Ni thérapeute, ni conseiller, le psychologue clinicien rencontre la souffrance d’autrui en se situant à l’articulation des deux scènes où le sujet se joue. Il entend les résonances de la scène privée de son désir sur la scène publique du travail où le sujet poursuit par un mouvement sublimatoire sa quête identitaire. Par l’attention qu’il porte en ce lieu d’articulation, le psychologue devient apte à définir et à assumer sa fonction de soutien à la construction du sens de la souffrance au travail.

Il s’y exerce de façon pratique en favorisant dans la relation interindividuelle ou en groupe, la mise en visibilité et l’appropriation des liens entre la souffrance vécue et les dimensions de l’organisation du travail. Son objectif est de soutenir le processus d’objectivation du rapport subjectif au travail. Il s’emploie à atténuer l’attraction centripète qui conduit tout un chacun à faire des difficultés qu’il rencontre au travail un problème privé. Les affects d’impuissance, d’incompétence, de culpabilité, de mésestime, de rejet, acquièrent ainsi une signification rationnelle qui désenclave des seules positions de coupable et de victime.

Le psychologue valide la ré interprétation des vécus douloureux en rapport avec des situations de contraintes réelles du travail que le salarié produit. Il soutient le salarié dans sa capacité de penser les écarts entre ce qu’il cherche à faire et ce qu’il fait, de penser les échecs de ses tentatives à transformer la réalité organisationnelle, de penser les interactions qui tissent la toile sociale dans laquelle il trouve sa place.

Le psychologue clinicien poursuit donc un travail qui a pour enjeu le soulagement de la souffrance du salarié.

Dès qu’il y a action sur les personnes, la question éthique se pose. Elle est ici spécifique du fait de la prise en compte privilégiée de la réalité. Le psychologue doit se garder d’y être trop soumis. Pour s’en garantir, ils se réfèrent aux « inaliénables » qui le structurent et souscrit à un certain nombre d’exigences éthiques.

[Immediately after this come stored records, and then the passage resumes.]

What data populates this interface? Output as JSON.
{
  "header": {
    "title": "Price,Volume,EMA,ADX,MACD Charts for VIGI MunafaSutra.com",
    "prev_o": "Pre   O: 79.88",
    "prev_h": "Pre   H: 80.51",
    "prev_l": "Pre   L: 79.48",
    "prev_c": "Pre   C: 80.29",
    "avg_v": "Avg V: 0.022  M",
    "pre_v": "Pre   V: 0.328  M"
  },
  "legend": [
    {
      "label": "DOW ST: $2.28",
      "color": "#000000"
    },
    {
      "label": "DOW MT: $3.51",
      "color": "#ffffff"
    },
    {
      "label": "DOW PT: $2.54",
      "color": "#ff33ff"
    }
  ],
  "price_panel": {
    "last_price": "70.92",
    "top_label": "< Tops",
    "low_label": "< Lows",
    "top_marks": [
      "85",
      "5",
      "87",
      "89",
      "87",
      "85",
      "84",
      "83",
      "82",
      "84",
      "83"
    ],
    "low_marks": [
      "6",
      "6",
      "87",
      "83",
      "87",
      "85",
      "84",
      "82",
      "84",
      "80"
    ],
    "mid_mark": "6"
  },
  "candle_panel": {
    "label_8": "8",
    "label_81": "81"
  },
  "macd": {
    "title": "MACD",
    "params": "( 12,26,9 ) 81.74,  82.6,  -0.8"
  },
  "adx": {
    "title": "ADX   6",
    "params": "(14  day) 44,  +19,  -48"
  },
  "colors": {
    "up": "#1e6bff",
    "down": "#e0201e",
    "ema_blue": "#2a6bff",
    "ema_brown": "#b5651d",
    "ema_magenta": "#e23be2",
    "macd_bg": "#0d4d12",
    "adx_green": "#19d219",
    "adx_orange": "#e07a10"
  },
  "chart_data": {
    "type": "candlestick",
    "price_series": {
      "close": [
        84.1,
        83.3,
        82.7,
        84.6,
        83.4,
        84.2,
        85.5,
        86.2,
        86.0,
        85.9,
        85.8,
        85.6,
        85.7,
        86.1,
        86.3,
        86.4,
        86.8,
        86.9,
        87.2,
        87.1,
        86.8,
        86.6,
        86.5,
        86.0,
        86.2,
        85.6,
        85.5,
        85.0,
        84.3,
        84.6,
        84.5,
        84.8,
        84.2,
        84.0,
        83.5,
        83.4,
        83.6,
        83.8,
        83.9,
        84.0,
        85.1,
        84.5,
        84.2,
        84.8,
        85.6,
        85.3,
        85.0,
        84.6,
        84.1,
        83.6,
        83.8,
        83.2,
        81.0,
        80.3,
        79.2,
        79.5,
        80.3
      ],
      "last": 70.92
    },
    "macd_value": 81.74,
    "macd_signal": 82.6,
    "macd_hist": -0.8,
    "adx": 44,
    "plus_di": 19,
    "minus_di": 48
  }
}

Engagement dans la recherche d’un bénéfice pour le salarié en souffrance. Exigence de rigueur qu’il s’impose dans l’approfondissement de la réflexion critique de sa pratique dans l’institution. Respect de la confidentialité des entretiens individuel ou de groupe et de l’ensemble des règles qui définissent le cadre des relations. Refus de la manipulation qui exige de lui d’assurer son indépendance d’action, en particulier vis à vis de son employeur. Avant de répondre positivement à la demande de l’entreprise ou de l’institution, il se doit de clarifier auprès de ceux qui le pressentent, son orientation de travail. C’est très certainement en levant toute ambiguïté sur les visées de son intervention : ses intentions, soit de « dépsychologiser » la question de la souffrance au travail alors qu’il est requis pour prendre soin des fragilités psychologiques individuelles ; ses conséquences, soit de faire émerger les causes communes de la souffrance au cœur de l’organisation du travail, que le psychologue clinicien pourra se tenir au chevet des personnels en souffrance d’une entreprise qui la produit et la surdétermine.